Critics are sometimes accused of being heartless, or having some sort of macho imperative to steel ourselves against the tug of emotional manipulation. This is not an altogether bad rap. I know that I resent it when films wade into specific zones of pathos — the death of children or animals, for instance — that I think are below the belt. But on the other hand, most of the film writers I know share my enthusiasm for Steven Spielberg, and he is not exactly shy about zeroing in on an audience's deep-seated emotional receptors. Think of E.T. saying goodbye to Elliott, or the separation of sisters in The Color Purple, or A.I.'s David wishing in vain for a miracle from the Blue Fairy. These moments are as moving to me as, say, the death of the donkey in Bresson's Balthasar, despite Bresson being more "rigorous." That's because Spielberg is a master in his own right, earning his cathartic moments through skillful plotting, character consistency, and internal organization. Even if you don't dissect Spielberg's formal chops, I would contend that you feel them, on an intuitive level.
So when I argue that Saving Mr. Banks is mostly a bad film, I want to make something clear. Just as I believe that one can intuitively recognize the quality of a craftsman like Spielberg, Lucas, or Eastwood at his best, I strongly suspect you may come away from Saving Mr. Banks with an odd sense that something didn't add up. This is because, despite his industry plaudits and popularity, John Lee Hancock (The Rookie, The Blind Side) is not a good director.
He will definitely get some responses from you; he can produce "effects." Just as The Blind Side traded on uplift inherent in its subject matter (as well as a deep desire to believe that individual relationships can solve a systemic problem like racism), Saving Mr. Banks combines a basic fascination with Hollywood behind-the-scenes wheedling with a nostalgia for one of the Walt Disney Company's best live-action films, 1964's Mary Poppins. The film is specifically focused on Disney himself (Tom Hanks) and his struggle to make a picture that will sufficiently satisfy the author of the Poppins books, P.L. Travers (Emma Thompson) so that she will at long last grant the studio the movie rights.

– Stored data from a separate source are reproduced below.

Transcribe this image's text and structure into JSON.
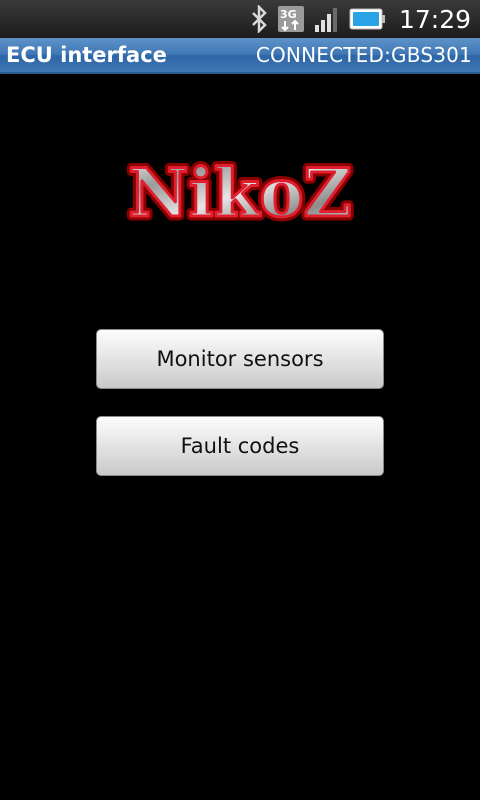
{
  "status_bar": {
    "time": "17:29",
    "icons": [
      "bluetooth-icon",
      "3g-data-icon",
      "signal-strength-icon",
      "battery-icon"
    ],
    "network_label": "3G"
  },
  "title_bar": {
    "app_title": "ECU interface",
    "connection_status": "CONNECTED:GBS301",
    "background_color": "#3f77b5"
  },
  "logo": {
    "text": "NikoZ",
    "outline_color": "#c8102e",
    "fill_color": "#c8c8c8"
  },
  "buttons": {
    "monitor_sensors": "Monitor sensors",
    "fault_codes": "Fault codes"
  }
}
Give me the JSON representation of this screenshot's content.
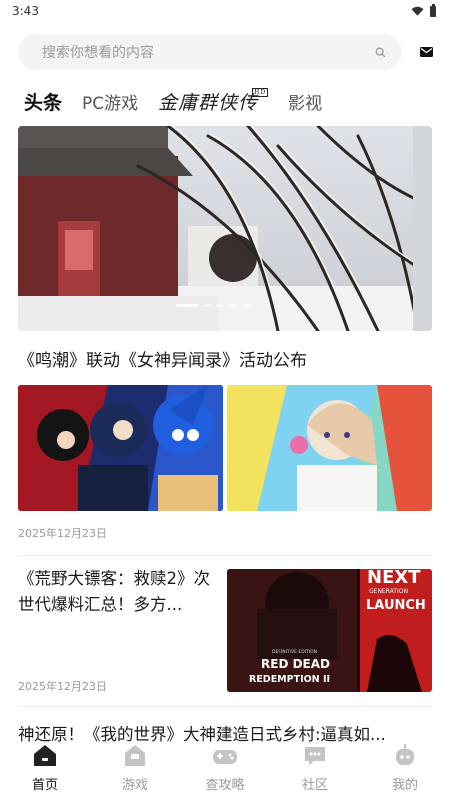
{
  "status_bar": {
    "time": "3:43"
  },
  "search": {
    "placeholder": "搜索你想看的内容"
  },
  "tabs": [
    {
      "label": "头条",
      "active": true
    },
    {
      "label": "PC游戏",
      "active": false
    },
    {
      "label": "金庸群侠传",
      "logo": true,
      "badge": "HD"
    },
    {
      "label": "影视",
      "active": false
    }
  ],
  "banner": {
    "slide_count": 5,
    "active_slide": 1
  },
  "headline": {
    "title": "《鸣潮》联动《女神异闻录》活动公布"
  },
  "article1": {
    "date": "2025年12月23日"
  },
  "article2": {
    "title": "《荒野大镖客：救赎2》次世代爆料汇总！多方...",
    "date": "2025年12月23日",
    "image_text_1": "RED DEAD",
    "image_text_2": "REDEMPTION II",
    "image_text_3": "DEFINITIVE EDITION",
    "image_text_4": "NEXT",
    "image_text_5": "GENERATION",
    "image_text_6": "LAUNCH"
  },
  "article3": {
    "title": "神还原！《我的世界》大神建造日式乡村:逼真如..."
  },
  "bottom_nav": [
    {
      "label": "首页",
      "icon": "home-icon",
      "active": true
    },
    {
      "label": "游戏",
      "icon": "game-store-icon",
      "active": false
    },
    {
      "label": "查攻略",
      "icon": "gamepad-icon",
      "active": false
    },
    {
      "label": "社区",
      "icon": "chat-bubble-icon",
      "active": false
    },
    {
      "label": "我的",
      "icon": "robot-profile-icon",
      "active": false
    }
  ],
  "colors": {
    "accent_text": "#111111",
    "muted_text": "#9a9a9a",
    "search_bg": "#f3f4f6"
  }
}
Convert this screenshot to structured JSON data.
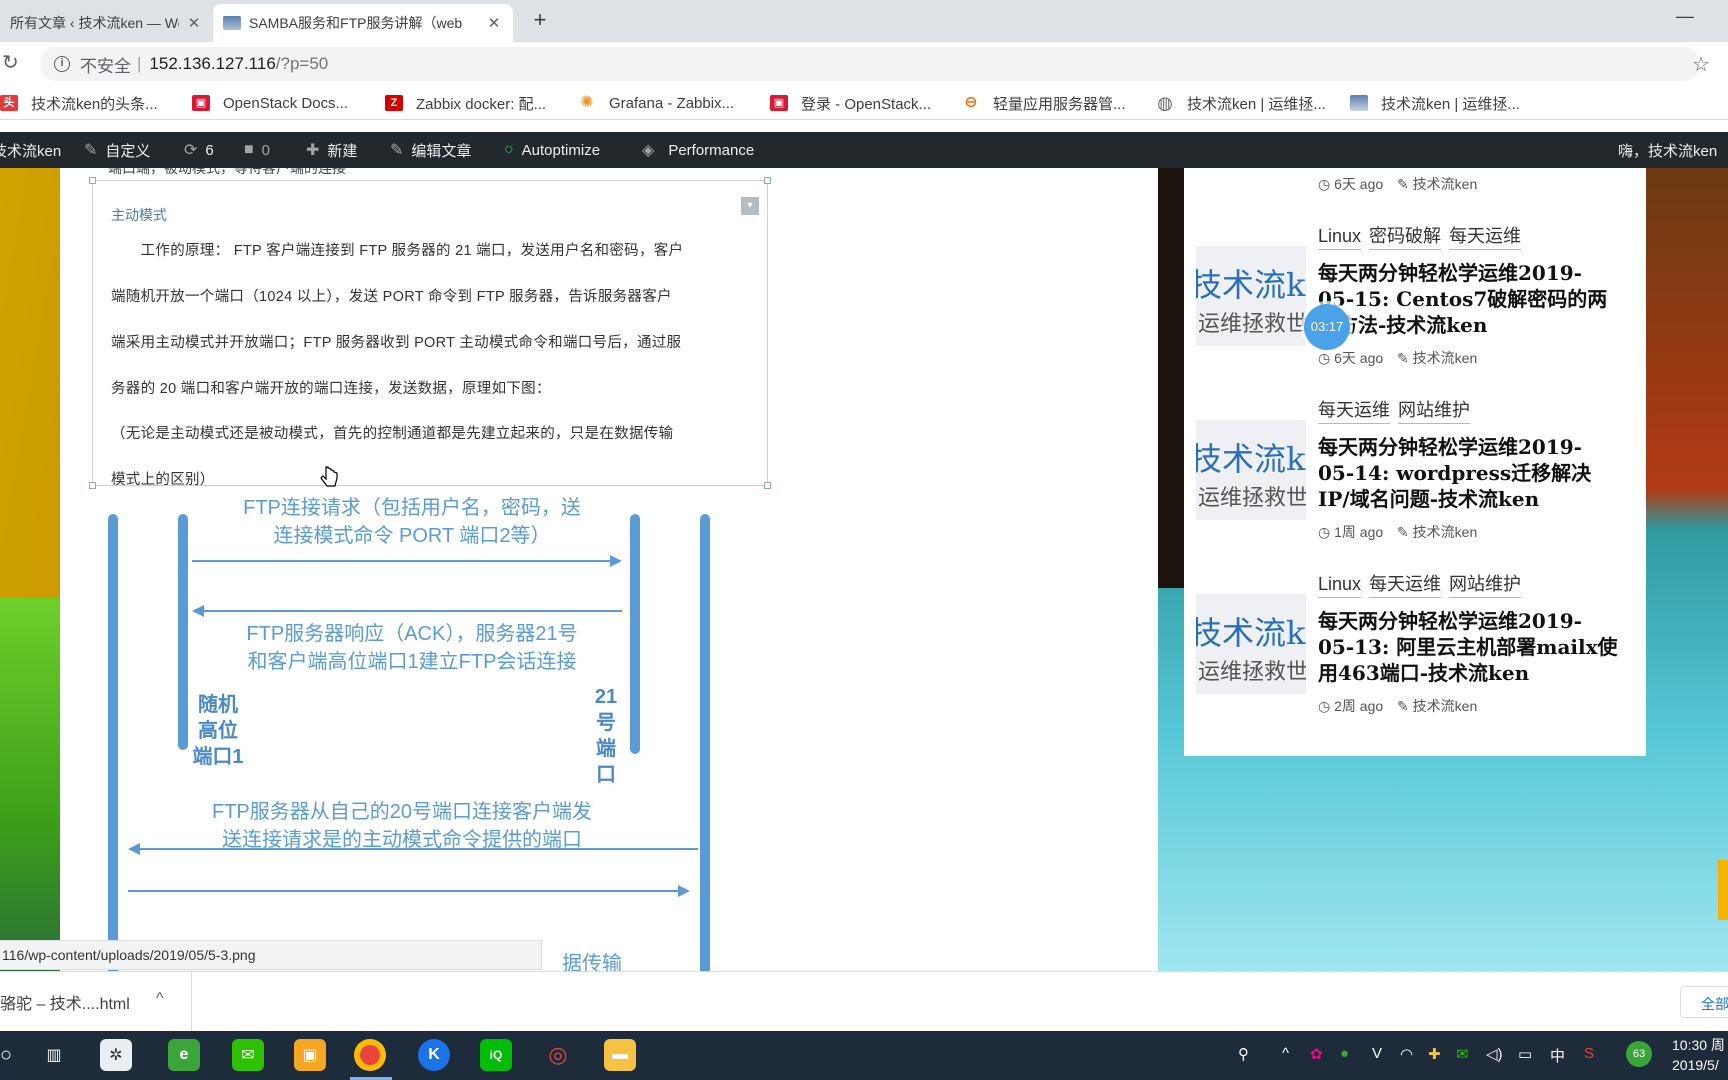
{
  "browser": {
    "tabs": [
      {
        "title": "所有文章 ‹ 技术流ken — WordPress",
        "close": "✕"
      },
      {
        "title": "SAMBA服务和FTP服务讲解（web",
        "close": "✕"
      }
    ],
    "new_tab": "+",
    "minimize": "—",
    "security_label": "不安全",
    "url_host": "152.136.127.116",
    "url_path": "/?p=50",
    "star": "☆",
    "reload": "↻",
    "info": "i"
  },
  "bookmarks": [
    {
      "label": "技术流ken的头条...",
      "icon": "toutiao-icon",
      "color": "#e4393c",
      "glyph": "头"
    },
    {
      "label": "OpenStack Docs...",
      "icon": "openstack-icon",
      "color": "#da1a32",
      "glyph": "▣"
    },
    {
      "label": "Zabbix docker: 配...",
      "icon": "zabbix-icon",
      "color": "#d40000",
      "glyph": "Z"
    },
    {
      "label": "Grafana - Zabbix...",
      "icon": "grafana-icon",
      "color": "#f7931e",
      "glyph": "✺"
    },
    {
      "label": "登录 - OpenStack...",
      "icon": "openstack-icon",
      "color": "#da1a32",
      "glyph": "▣"
    },
    {
      "label": "轻量应用服务器管...",
      "icon": "aliyun-icon",
      "color": "#ff6a00",
      "glyph": "⊖"
    },
    {
      "label": "技术流ken | 运维拯...",
      "icon": "globe-icon",
      "color": "#5f6368",
      "glyph": "◍"
    },
    {
      "label": "技术流ken | 运维拯...",
      "icon": "site-icon",
      "color": "#7b93b8",
      "glyph": ""
    }
  ],
  "adminbar": {
    "site": "技术流ken",
    "customize": "自定义",
    "updates": "6",
    "comments": "0",
    "new": "新建",
    "edit": "编辑文章",
    "autoptimize": "Autoptimize",
    "performance": "Performance",
    "howdy": "嗨，技术流ken"
  },
  "excerpt": {
    "top_text": "端口端，被动模式，等待客户端的连接",
    "title": "主动模式",
    "toggle": "▾",
    "lines": [
      "　　工作的原理： FTP 客户端连接到 FTP 服务器的 21 端口，发送用户名和密码，客户",
      "端随机开放一个端口（1024 以上），发送  PORT 命令到 FTP 服务器，告诉服务器客户",
      "端采用主动模式并开放端口；FTP 服务器收到 PORT 主动模式命令和端口号后，通过服",
      "务器的 20 端口和客户端开放的端口连接，发送数据，原理如下图：",
      "（无论是主动模式还是被动模式，首先的控制通道都是先建立起来的，只是在数据传输",
      "模式上的区别）"
    ]
  },
  "diagram": {
    "req_line1": "FTP连接请求（包括用户名，密码，送",
    "req_line2": "连接模式命令 PORT 端口2等）",
    "ack_line1": "FTP服务器响应（ACK），服务器21号",
    "ack_line2": "和客户端高位端口1建立FTP会话连接",
    "left_label_1": "随机",
    "left_label_2": "高位",
    "left_label_3": "端口1",
    "right_label_1": "21",
    "right_label_2": "号",
    "right_label_3": "端",
    "right_label_4": "口",
    "data_line1": "FTP服务器从自己的20号端口连接客户端发",
    "data_line2": "送连接请求是的主动模式命令提供的端口",
    "bottom_partial": "据传输"
  },
  "status_url": "116/wp-content/uploads/2019/05/5-3.png",
  "sidebar": {
    "top_meta": {
      "time": "6天 ago",
      "author": "技术流ken"
    },
    "posts": [
      {
        "cats": [
          "Linux",
          "密码破解",
          "每天运维"
        ],
        "title": "每天两分钟轻松学运维2019-05-15: Centos7破解密码的两种方法-技术流ken",
        "time": "6天 ago",
        "author": "技术流ken"
      },
      {
        "cats": [
          "每天运维",
          "网站维护"
        ],
        "title": "每天两分钟轻松学运维2019-05-14: wordpress迁移解决IP/域名问题-技术流ken",
        "time": "1周 ago",
        "author": "技术流ken"
      },
      {
        "cats": [
          "Linux",
          "每天运维",
          "网站维护"
        ],
        "title": "每天两分钟轻松学运维2019-05-13: 阿里云主机部署mailx使用463端口-技术流ken",
        "time": "2周 ago",
        "author": "技术流ken"
      }
    ],
    "thumb_text_1": "技术流ken",
    "thumb_text_2": "运维拯救世界",
    "timer": "03:17"
  },
  "downloads": {
    "file": "骆驼 – 技术....html",
    "chevron": "^",
    "show_all": "全部"
  },
  "taskbar": {
    "clock_time": "10:30 周",
    "clock_date": "2019/5/",
    "ime": "中",
    "battery_badge": "63"
  }
}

This is a Disney film, so in addition to being a kind of advertisement for itself and its founder, Banks is also written as the silliest kind of comedy of manners, with the uptight Brit invading the "Happiest Place on Earth," continually finding fault, and eventually being worn down by Walt's smirking American showmanship. As a kind of counterbalance of gravitas, we see flashbacks to Travers' childhood, a sort of mirror of fantasy and pain that she is protecting as the true basis for the Poppins universe. In time, the two antagonists thaw one another through an anachronistic, Oprahesque revelation of their wounded inner children.
One could certainly take issue with the facts that Saving Mr. Banks blatantly fudges in order to make both Travers and Disney look less reprehensible. (When asked if she has children, there's a reason Travers replies, "not really," and Disney's neglect in inviting Travers to the premiere was no mere oversight.) But fabulists will be fabulists, and myths will be myths. No, the real trouble with Saving Mr. Banks is that characters are intransigent about decisions one minute, then change their minds the next, as the story requires. Flashbacks are intended to deepen the stakes of what we're seeing, but actually just sacrifice clarity in order to hide a minor "twist."
This also means that the real Mary Poppins character (Rachel Griffiths) is given almost nothing to do. Hancock is so busy patching over poorly constructed scenes and transitions with schmaltz that he never really allows anything to develop in an organic fashion. This is a film that continually insists it is something intelligent, but is built like an amusement park ride. If you don't mind being jerked around, have at it.